Rarely does that broader narrative change. A.C. Milan might be a little weaker than Inter Milan — or vice versa — at any given time, but the teams remain peers at heart. The pendulum always swings back, whether it takes a month or a season or a couple of years, and so the nature of the rivalry remains the same.
The Manchester derby has changed, though, and changed beyond recognition. There was a time, back before Abu Dhabi arrived at City and the money started flowing, when this game defined the club’s season. It was a date anticipated and dreaded in equal measure. Victory, pricking United’s conceit, could make the other nine months of bleak mediocrity worthwhile. Defeat simply lengthened the shadows.

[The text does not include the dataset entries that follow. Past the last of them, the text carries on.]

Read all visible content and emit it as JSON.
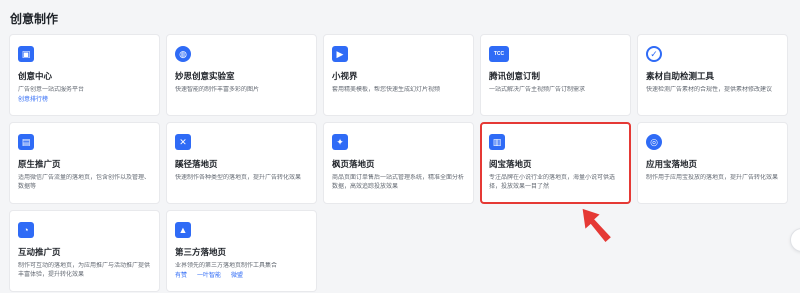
{
  "section": {
    "title": "创意制作"
  },
  "cards": [
    {
      "title": "创意中心",
      "desc": "广告创意一站式服务平台",
      "links": [
        "创意排行榜"
      ],
      "icon": "image-icon",
      "glyph": "▣"
    },
    {
      "title": "妙思创意实验室",
      "desc": "快速智能的制作丰富多彩的图片",
      "links": [],
      "icon": "lab-icon",
      "glyph": "◍"
    },
    {
      "title": "小视界",
      "desc": "套用精美模板，帮您快速生成幻灯片视频",
      "links": [],
      "icon": "video-icon",
      "glyph": "▶"
    },
    {
      "title": "腾讯创意订制",
      "desc": "一站式解决广告主视频广告订制需求",
      "links": [],
      "icon": "tcc-icon",
      "glyph": "TCC"
    },
    {
      "title": "素材自助检测工具",
      "desc": "快速检测广告素材的合规性，提供素材修改建议",
      "links": [],
      "icon": "check-icon",
      "glyph": "✓"
    },
    {
      "title": "原生推广页",
      "desc": "适用微信广告流量的落地页，包含创作以及管理、数据等",
      "links": [],
      "icon": "page-icon",
      "glyph": "▤"
    },
    {
      "title": "蹊径落地页",
      "desc": "快速制作各种类型的落地页，提升广告转化效果",
      "links": [],
      "icon": "tools-icon",
      "glyph": "✕"
    },
    {
      "title": "枫页落地页",
      "desc": "商品页面订单售后一站式管理系统，精准全面分析数据，高效追踪投放效果",
      "links": [],
      "icon": "maple-icon",
      "glyph": "✦"
    },
    {
      "title": "阅宝落地页",
      "desc": "专注品牌在小说行业的落地页，海量小说可供选择，投放效果一目了然",
      "links": [],
      "icon": "book-icon",
      "glyph": "▥",
      "highlight": true
    },
    {
      "title": "应用宝落地页",
      "desc": "制作用于应用宝投放的落地页，提升广告转化效果",
      "links": [],
      "icon": "app-store-icon",
      "glyph": "◎"
    },
    {
      "title": "互动推广页",
      "desc": "制作可互动的落地页，为应用推广与活动推广提供丰富体验，提升转化效果",
      "links": [],
      "icon": "interactive-icon",
      "glyph": "◔"
    },
    {
      "title": "第三方落地页",
      "desc": "业界领先的第三方落地页制作工具集合",
      "links": [
        "有赞",
        "一叶智能",
        "微盟"
      ],
      "icon": "gallery-icon",
      "glyph": "▲"
    }
  ],
  "colors": {
    "accent": "#2f6bf6",
    "highlight": "#e53935",
    "background": "#f4f5f7"
  }
}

Once City’s horizons lifted, the derby became the stage on which the club sought to shake off its deep-rooted inferiority complex, to prove that it was ready to compete. At first, it brought nothing but heartache. One year, Michael Owen scored in injury time at Old Trafford, the pain more intense because parity had been so close. Another year, Wayne Rooney leapt into the sky, his comic-book overhead kick breaking City’s hearts again.

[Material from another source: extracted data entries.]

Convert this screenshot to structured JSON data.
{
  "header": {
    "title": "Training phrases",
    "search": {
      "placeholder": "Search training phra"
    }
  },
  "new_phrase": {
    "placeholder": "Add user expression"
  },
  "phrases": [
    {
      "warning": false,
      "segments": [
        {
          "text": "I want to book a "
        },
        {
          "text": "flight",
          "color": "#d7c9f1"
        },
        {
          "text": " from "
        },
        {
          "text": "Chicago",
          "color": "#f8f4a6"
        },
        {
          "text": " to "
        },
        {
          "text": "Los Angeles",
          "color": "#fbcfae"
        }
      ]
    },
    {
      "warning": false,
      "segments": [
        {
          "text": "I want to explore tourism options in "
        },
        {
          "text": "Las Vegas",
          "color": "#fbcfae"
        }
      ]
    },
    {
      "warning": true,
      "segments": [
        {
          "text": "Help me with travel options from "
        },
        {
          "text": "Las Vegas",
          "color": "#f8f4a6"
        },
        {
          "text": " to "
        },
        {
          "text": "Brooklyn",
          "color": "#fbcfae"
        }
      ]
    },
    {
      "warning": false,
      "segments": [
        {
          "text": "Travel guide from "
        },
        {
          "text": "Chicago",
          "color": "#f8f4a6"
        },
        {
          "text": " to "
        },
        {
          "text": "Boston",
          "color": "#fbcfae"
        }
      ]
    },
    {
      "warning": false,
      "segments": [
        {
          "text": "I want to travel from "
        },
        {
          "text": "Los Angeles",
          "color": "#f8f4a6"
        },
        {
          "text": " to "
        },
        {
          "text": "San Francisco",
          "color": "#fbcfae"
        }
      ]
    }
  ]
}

And then the spell broke. City beat United twice on the way to the Premier League title in 2012: a breathtaking, era-changing 6-1 win at Old Trafford followed by a nail-biting 1-0 victory at the Etihad, the game that ultimately swung the race in City’s favor. Everything was inverted: Now it was City with the sense of superiority, and United trying to burst its bubble, taking just a little glee in scuppering a superpower.
Now, though, it has taken another form still. There is no fear in this game for City now, not one that is rooted in any rationality. This is no longer the game that decides the season. Instead, that will be Liverpool’s visit to City next month, or the Champions League final, or some other seismic, global event. This game, to City, now feels like a distinctly local skirmish.
Part of that, of course, is because of the change in Manchester City, its transformation under Pep Guardiola — fueled by the financial power of the club’s benefactors in the Gulf — into a truly modern superpower, which has rendered the derby an inevitable conclusion, a fait accompli.
But it is also because of Manchester United’s journey in the opposite direction, the perfect counterweight to the idea that money guarantees success, its dismal and seemingly irreversible decline. The gap between these teams has yawned ever wider in the last few years. It is now a chasm, vast and deep, and it is hard to see how United can start to close it.
As City’s fans reveled in their looming victory, as they wheeled out the songs they used to sing when triumph was rare and the fury ran deep, United’s players seemed to wander, dazed, around the pitch, their morale sapped and their hope shattered. That, more than anything, may have drained the toxins from the crowd. There could be no tension. There could be no hatred. When the gap is so wide, when superiority is so evident, where could the fun be in that?